第6話

貴族のお嬢様の先生になった。

そう伝えると、院長先生はふらっと倒れそうになる。


「き、君にはいつも驚かされるね……それで、給料は貰うのかい?」

「はい、月給20金貨らしいです」

「それは………何に使うか決まっているのかい?」


院長先生が小動物のような目でこちらを見てくる。

孤児院の運営費もバカにならない。

私にお金を入れて欲しいのだろう。


「特に決まっては居ませんけど……月に銀貨500枚分なら孤児院に寄付しようと思います」


私はそう言って笑う。

決まっていないというのは嘘で、本当は自立の費用に充てようと思っている。

後、唯一の娯楽である食事にも。


「ありがとう! 本当にごめんね……」


院長先生はそう言って私を抱きしめた。

金に汚い人間と人は思うだろうけど、私に金を出させる方法なんていくらでもある。

育ててやった恩を盾にするもよし。

力づくで脅すもよし。

私に罪悪感を抱かせるもよし。

けれど先生は、欲しいとは一言も言わなかった。

なら、それくらい信用しても良いのではないかと私は思った。




「おやまぁ、ロイドんところのお嬢様の教師かね…」

「ご存知なんですか?」

「ご存知も何も、私の初めての恋人だったからねえ」

「へえ…」


ということはこのお婆さんも…同じくらいの出なのかな?

と思ったが…


「ああ、勘違いさせちまったかいな。
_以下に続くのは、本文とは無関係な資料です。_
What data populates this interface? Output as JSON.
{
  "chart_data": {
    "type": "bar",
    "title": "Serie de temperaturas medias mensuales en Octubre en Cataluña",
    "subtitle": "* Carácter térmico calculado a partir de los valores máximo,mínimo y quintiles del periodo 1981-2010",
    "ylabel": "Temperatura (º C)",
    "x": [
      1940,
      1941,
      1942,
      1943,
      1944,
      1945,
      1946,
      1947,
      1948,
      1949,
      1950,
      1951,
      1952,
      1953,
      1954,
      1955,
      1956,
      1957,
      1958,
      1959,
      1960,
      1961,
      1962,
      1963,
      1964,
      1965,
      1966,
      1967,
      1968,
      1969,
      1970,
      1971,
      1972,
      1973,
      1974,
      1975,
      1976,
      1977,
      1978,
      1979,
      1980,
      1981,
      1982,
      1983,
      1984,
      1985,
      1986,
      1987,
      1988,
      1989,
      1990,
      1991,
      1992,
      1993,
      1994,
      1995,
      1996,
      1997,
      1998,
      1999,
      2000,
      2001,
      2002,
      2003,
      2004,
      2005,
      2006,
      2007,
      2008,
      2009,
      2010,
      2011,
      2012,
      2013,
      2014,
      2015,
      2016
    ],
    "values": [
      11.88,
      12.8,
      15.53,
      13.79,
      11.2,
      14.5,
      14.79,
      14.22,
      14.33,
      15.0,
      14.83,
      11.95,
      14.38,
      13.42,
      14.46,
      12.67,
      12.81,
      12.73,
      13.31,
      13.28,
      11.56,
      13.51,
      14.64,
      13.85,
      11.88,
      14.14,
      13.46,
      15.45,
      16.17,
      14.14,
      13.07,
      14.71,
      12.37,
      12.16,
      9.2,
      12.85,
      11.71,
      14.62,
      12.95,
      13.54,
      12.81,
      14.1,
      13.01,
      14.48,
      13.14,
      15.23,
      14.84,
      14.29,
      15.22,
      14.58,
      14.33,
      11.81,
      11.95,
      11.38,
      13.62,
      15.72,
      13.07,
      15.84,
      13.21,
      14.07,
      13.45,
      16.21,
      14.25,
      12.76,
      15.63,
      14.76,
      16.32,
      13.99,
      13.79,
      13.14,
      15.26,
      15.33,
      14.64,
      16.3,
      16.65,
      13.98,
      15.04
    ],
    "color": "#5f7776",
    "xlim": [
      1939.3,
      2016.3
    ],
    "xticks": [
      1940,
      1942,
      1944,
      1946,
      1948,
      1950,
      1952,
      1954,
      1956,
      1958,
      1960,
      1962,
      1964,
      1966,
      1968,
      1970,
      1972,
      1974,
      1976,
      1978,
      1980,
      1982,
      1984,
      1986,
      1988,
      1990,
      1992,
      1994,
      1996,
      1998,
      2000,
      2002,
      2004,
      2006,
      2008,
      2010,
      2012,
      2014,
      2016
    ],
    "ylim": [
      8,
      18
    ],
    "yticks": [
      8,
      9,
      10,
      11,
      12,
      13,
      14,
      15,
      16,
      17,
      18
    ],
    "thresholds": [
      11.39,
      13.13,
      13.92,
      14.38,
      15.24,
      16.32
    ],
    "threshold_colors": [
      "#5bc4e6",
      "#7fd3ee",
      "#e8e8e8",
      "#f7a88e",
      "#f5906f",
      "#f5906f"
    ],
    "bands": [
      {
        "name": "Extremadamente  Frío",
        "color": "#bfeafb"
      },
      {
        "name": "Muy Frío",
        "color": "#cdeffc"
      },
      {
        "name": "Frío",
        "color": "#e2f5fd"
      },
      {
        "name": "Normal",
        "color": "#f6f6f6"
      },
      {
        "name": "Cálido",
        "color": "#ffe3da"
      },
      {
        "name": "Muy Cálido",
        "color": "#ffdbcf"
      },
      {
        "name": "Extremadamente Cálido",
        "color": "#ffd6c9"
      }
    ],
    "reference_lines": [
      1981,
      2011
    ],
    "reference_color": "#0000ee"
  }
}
私ゃ昔っから魔術に嵌りきりでね、仕事の合間に魔術の教本ばっかり読んでたもんで、神秘的な姿に惚れたとか言ってロイドとお付き合いさせてもらったのよ」

「えっ…?」


でもこのお婆さん、どう考えてもロイドさんと20歳くらい離れてない?

そんな小説みたいなことって、あるの?

え、ヴァンパイアさんはあるんだね…でもちょっと黙っててね。


「まぁ、周囲は信じちゃくれないけどね。ロイドは私と別れた時も、この恋愛が私に迷惑を掛けると言って別れたんだよ」

「そうなんですね…」

「ささ、辛気臭い話はここまで。私ゃもう長くないんだから、パパッと終わらせてしまうよ!」

「はーい!」


私はお婆さんに、再び魔術の問題点や綻びを指摘し始めるのであった………




そして、夕飯の時間になった。

今日は私が漸く使える様になったお金で、購入した肉がメニューに入っている。

持っている大量の素材を売れば金は手に入れられたが、私は何となくそれらを売り払うのは嫌だった。

自分を切り売りする様で。


「うーん…!? なに、このお肉…?」


スープに入っている肉を食べ、驚くファーナという歳下の子。

スープがいつもよりも味わい深く、驚いていたところに普段は出ない上等な豚肉が口に入り、驚いたということだろう。

私もスープを口にする。

うん、美味しい。


「絶対、そのままの方が美味しいと思うんだけどな……」


私はそう思いつつ、黒パンをスープに浸して柔らかくし、口に入れる。

黒パンはそのままだと硬く、未発達の歯では噛みきれないため、皆水やスープに浸して柔らかくしてから食べる事が多い。

私はそのまま食べる方が好きだけれど。

でもやっぱり、ずっとこのままじゃダメだ。

私はもう少しで成人なので、このままレーナお嬢様の教師を続けてから、貯めたお金で旅に出よう。

私はそう思いつつ、豚肉を口に放り込んだ。